Q1. Can we say that domain adaptation is a situation where there are not enough labels? A typical domain adaptation is a setting where there are no target labels at all, and the amount of labels in the source data is irrelevant. What does it mean to have insufficient labels in this situation?
AQ1. Yes, your understanding is right. In unsupervised domain adaptation, there is no labeled data in the target domain and hence there are not enough labeled data in the target domain. In this case, we use abundant labeled data in the source domain to help learn from unlabeled data in the target domain.
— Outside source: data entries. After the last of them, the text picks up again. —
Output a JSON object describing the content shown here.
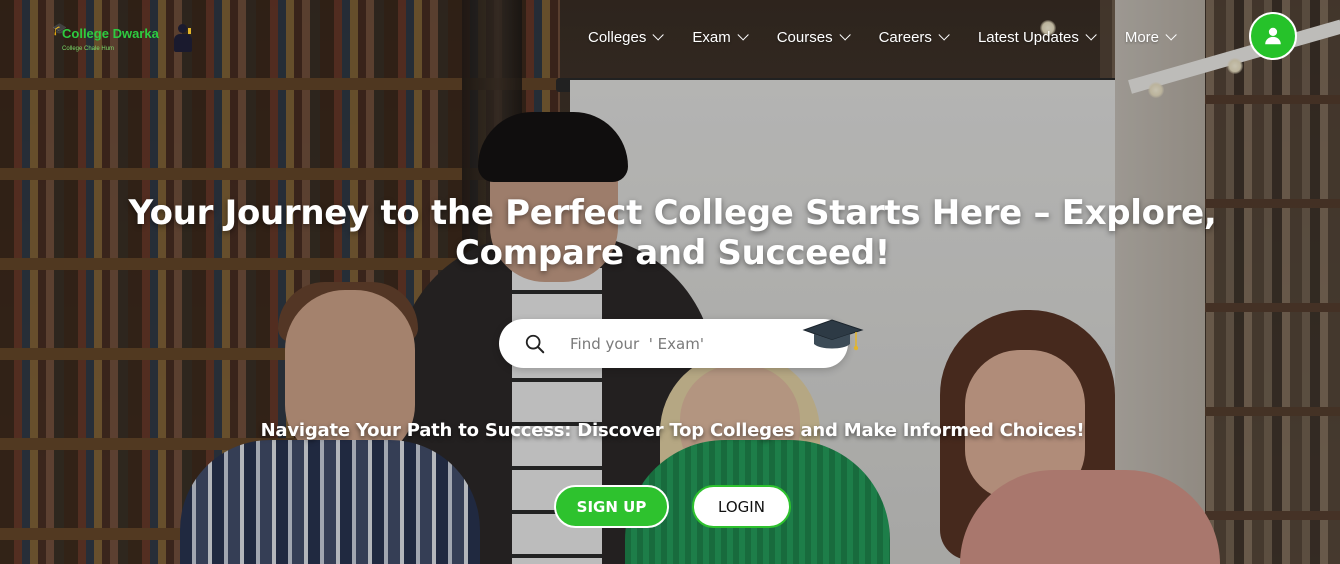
{
  "brand": {
    "name": "College Dwarka",
    "tagline": "College Chale Hum"
  },
  "nav": {
    "items": [
      {
        "label": "Colleges"
      },
      {
        "label": "Exam"
      },
      {
        "label": "Courses"
      },
      {
        "label": "Careers"
      },
      {
        "label": "Latest Updates"
      },
      {
        "label": "More"
      }
    ]
  },
  "hero": {
    "headline": "Your Journey to the Perfect College Starts Here – Explore, Compare and Succeed!",
    "search_placeholder": "Find your  ' Exam'",
    "subline": "Navigate Your Path to Success: Discover Top Colleges and Make Informed Choices!",
    "signup_label": "SIGN UP",
    "login_label": "LOGIN"
  },
  "icons": {
    "user": "user-icon",
    "search": "search-icon",
    "grad_cap": "graduation-cap-icon",
    "chevron": "chevron-down-icon"
  },
  "colors": {
    "accent": "#2ec22e",
    "text_on_image": "#ffffff"
  }
}
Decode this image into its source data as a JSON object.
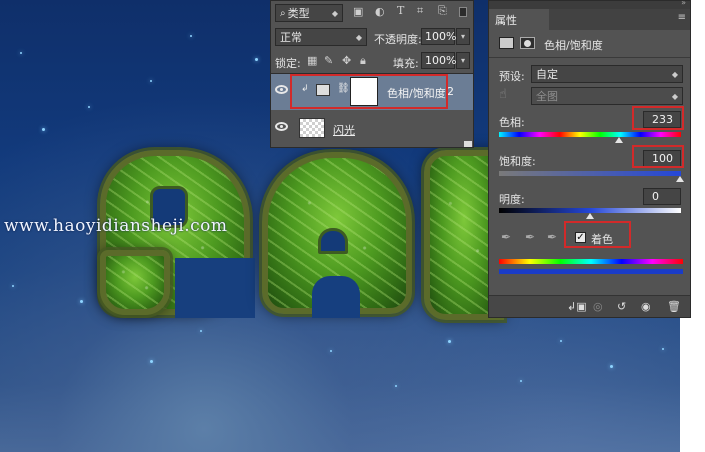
{
  "watermark": "www.haoyidiansheji.com",
  "layers_panel": {
    "filter_kind": "类型",
    "blend_mode": "正常",
    "opacity_label": "不透明度:",
    "opacity_value": "100%",
    "lock_label": "锁定:",
    "fill_label": "填充:",
    "fill_value": "100%",
    "layers": [
      {
        "name": "色相/饱和度",
        "extra": "2",
        "selected": true
      },
      {
        "name": "闪光",
        "selected": false
      }
    ],
    "filter_icons": [
      "image-icon",
      "circle-icon",
      "text-icon",
      "transform-icon",
      "smart-object-icon"
    ]
  },
  "properties_panel": {
    "tab_label": "属性",
    "title": "色相/饱和度",
    "preset_label": "预设:",
    "preset_value": "自定",
    "channel_value": "全图",
    "hue_label": "色相:",
    "hue_value": "233",
    "saturation_label": "饱和度:",
    "saturation_value": "100",
    "lightness_label": "明度:",
    "lightness_value": "0",
    "colorize_label": "着色",
    "colorize_checked": true,
    "hue_position": 0.82,
    "saturation_position": 1.0,
    "lightness_position": 0.5,
    "bottom_icons": [
      "clip-to-layer-icon",
      "view-previous-icon",
      "reset-icon",
      "visibility-icon",
      "delete-icon"
    ]
  },
  "colors": {
    "highlight": "#d22a2a",
    "panel_bg": "#535353",
    "selected_layer": "#6b7d95",
    "colorize_tint": "#1a3cc8"
  }
}
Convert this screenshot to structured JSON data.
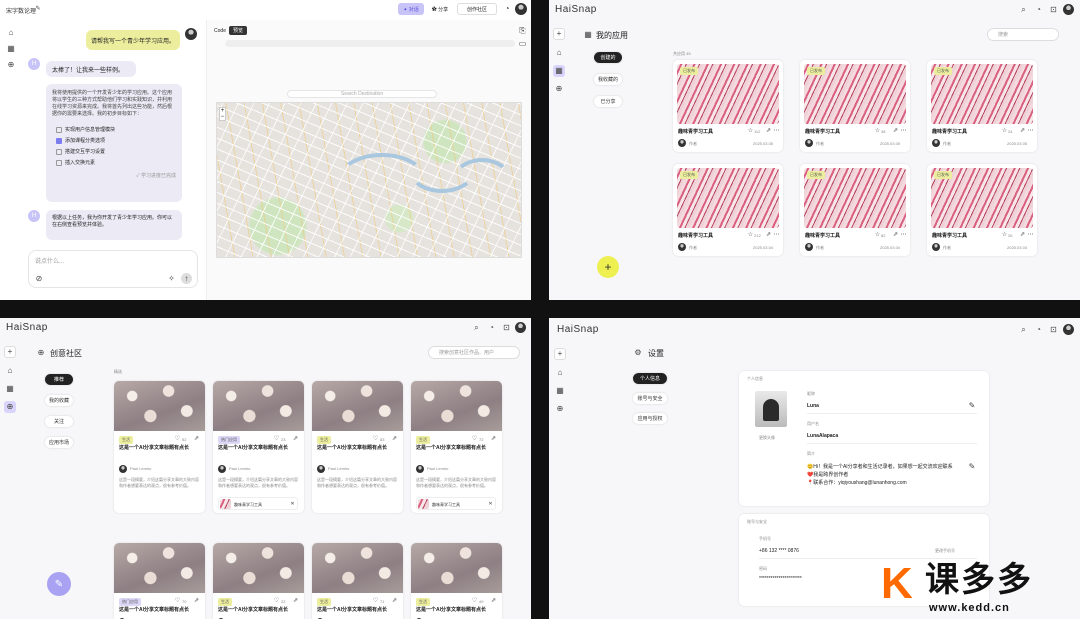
{
  "q1": {
    "title": "宋字数论理",
    "btn_active": "✦ 对话",
    "btn_share": "✿ 分享",
    "btn_community": "创作社区",
    "user_msg": "请帮我写一个青少年学习应用。",
    "bot_msg1": "太棒了！让我来一些样例。",
    "bot_para": "我将使用提供的一个开发青少年的学习应用。这个应用将以学生的三种方式帮助他们学习和实践知识，并利用在线学习资源来完成。我将首先列出这些功能，然后根据你的需要来选择。我的初步目标如下：",
    "tasks": [
      {
        "label": "实现用户信息管理模块",
        "done": false
      },
      {
        "label": "添加课程分类选项",
        "done": true
      },
      {
        "label": "搭建交互学习设置",
        "done": false
      },
      {
        "label": "插入交换元素",
        "done": false
      }
    ],
    "status": "✓ 学习进度已完成",
    "bot_msg2": "根据以上任务，我为你开发了青少年学习应用。你可以在右侧查看预览并体验。",
    "input_placeholder": "说点什么...",
    "tab_code": "Code",
    "tab_preview": "预览",
    "map_search": "Search Destination"
  },
  "q2": {
    "logo": "HaiSnap",
    "page_title": "我的应用",
    "search_placeholder": "搜索",
    "nav": [
      "创建的",
      "我收藏的",
      "已分享"
    ],
    "count_label": "共应用 45",
    "cards": [
      {
        "name": "趣味青学习工具",
        "tag": "已发布",
        "author": "作者",
        "likes": "112",
        "date": "2025.03.05"
      },
      {
        "name": "趣味青学习工具",
        "tag": "已发布",
        "author": "作者",
        "likes": "38",
        "date": "2025.03.05"
      },
      {
        "name": "趣味青学习工具",
        "tag": "已发布",
        "author": "作者",
        "likes": "24",
        "date": "2025.03.05"
      },
      {
        "name": "趣味青学习工具",
        "tag": "已发布",
        "author": "作者",
        "likes": "212",
        "date": "2025.03.04"
      },
      {
        "name": "趣味青学习工具",
        "tag": "已发布",
        "author": "作者",
        "likes": "82",
        "date": "2025.03.04"
      },
      {
        "name": "趣味青学习工具",
        "tag": "已发布",
        "author": "作者",
        "likes": "26",
        "date": "2025.03.03"
      }
    ],
    "fab": "+"
  },
  "q3": {
    "logo": "HaiSnap",
    "page_title": "创意社区",
    "search_placeholder": "搜索创意社区作品、用户",
    "nav": [
      "推荐",
      "我的收藏",
      "关注",
      "应用市场"
    ],
    "section": "精选",
    "posts": [
      {
        "tag": "生活",
        "title": "这是一个AI分享文章标题有点长",
        "author": "Paul Lemiro",
        "likes": "52",
        "body": "这是一段摘要，介绍这篇分享文章的大致内容和作者想要表达的观点，很有参考价值。",
        "app": ""
      },
      {
        "tag": "热门应用",
        "title": "这是一个AI分享文章标题有点长",
        "author": "Paul Lemiro",
        "likes": "23",
        "body": "这是一段摘要，介绍这篇分享文章的大致内容和作者想要表达的观点，很有参考价值。",
        "app": "趣味青学习工具"
      },
      {
        "tag": "生活",
        "title": "这是一个AI分享文章标题有点长",
        "author": "Paul Lemiro",
        "likes": "83",
        "body": "这是一段摘要，介绍这篇分享文章的大致内容和作者想要表达的观点，很有参考价值。",
        "app": ""
      },
      {
        "tag": "生活",
        "title": "这是一个AI分享文章标题有点长",
        "author": "Paul Lemiro",
        "likes": "72",
        "body": "这是一段摘要，介绍这篇分享文章的大致内容和作者想要表达的观点，很有参考价值。",
        "app": "趣味青学习工具"
      },
      {
        "tag": "热门应用",
        "title": "这是一个AI分享文章标题有点长",
        "author": "Paul Lemiro",
        "likes": "70",
        "body": "",
        "app": ""
      },
      {
        "tag": "生活",
        "title": "这是一个AI分享文章标题有点长",
        "author": "Paul Lemiro",
        "likes": "22",
        "body": "",
        "app": ""
      },
      {
        "tag": "生活",
        "title": "这是一个AI分享文章标题有点长",
        "author": "Paul Lemiro",
        "likes": "71",
        "body": "",
        "app": ""
      },
      {
        "tag": "生活",
        "title": "这是一个AI分享文章标题有点长",
        "author": "Paul Lemiro",
        "likes": "49",
        "body": "",
        "app": ""
      }
    ]
  },
  "q4": {
    "logo": "HaiSnap",
    "page_title": "设置",
    "nav": [
      "个人信息",
      "账号与安全",
      "应用与授权"
    ],
    "section_profile": "个人信息",
    "avatar_label": "更换头像",
    "label_name": "昵称",
    "name": "Luna",
    "label_username": "用户名",
    "username": "LunaAlapaca",
    "label_bio": "简介",
    "bio_lines": [
      "😊Hi！我是一个AI分享者和生活记录者，如果想一起交流欢迎联系",
      "❤️我是跨界创作者",
      "📍联系合作：yiqiyoushang@lunanhong.com"
    ],
    "section_security": "账号与安全",
    "label_phone": "手机号",
    "phone": "+86 132 **** 0876",
    "phone_action": "更改手机号",
    "label_password": "密码",
    "password": "**********************",
    "watermark": "课多多",
    "watermark_url": "www.kedd.cn"
  }
}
This setting is consistent with the label insufficient scenario, which follows [R3] and is defined in lines 5-13 of our manuscript that "In practice, however, we often encounter some label insufficient scenarios [R3], where the labeled samples are limited or may even be absent altogether. For the former, we can utilize a large number of unlabeled samples to assist the learning of labeled samples, which falls within the scope of semi-supervised learning. On the contrary, as for the latter, a popular solution is to borrow the knowledge from a similar and label sufficient domain, i.e., source domain, for facilitating the learning of unlabeled samples, which pertains to the field of transfer learning. The commonality of those techniques is to fully utilize unlabeled samples for improving the generalization capability in label insufficient scenarios".
References
[R3] Shuhao Cui, Shuhui Wang, Junbao Zhuo, Liang Li, Qingming Huang, and Qi Tian. Towards discriminability and diversity: Batch nuclear-norm maximization under label insufficient situations. In Proceedings of the IEEE/CVF Conference on Computer Vision and Pattern Recognition, pp. 3941–3950, 2020.
Q2. Is there a reason why you didn't perform experiments on a large scale dataset such as ImageNet?
AQ2. Please refer to AW2 for details.
Thank you for your thoughtful review and valuable feedback. We address your concerns as follows.
W1. Although authors conducted experiments on a variety of tasks, for each task they only ran experiments on specific datasets. For example, for UDA, they only ran experiments on Office-31 and did not evaluate on many other UDA datasets.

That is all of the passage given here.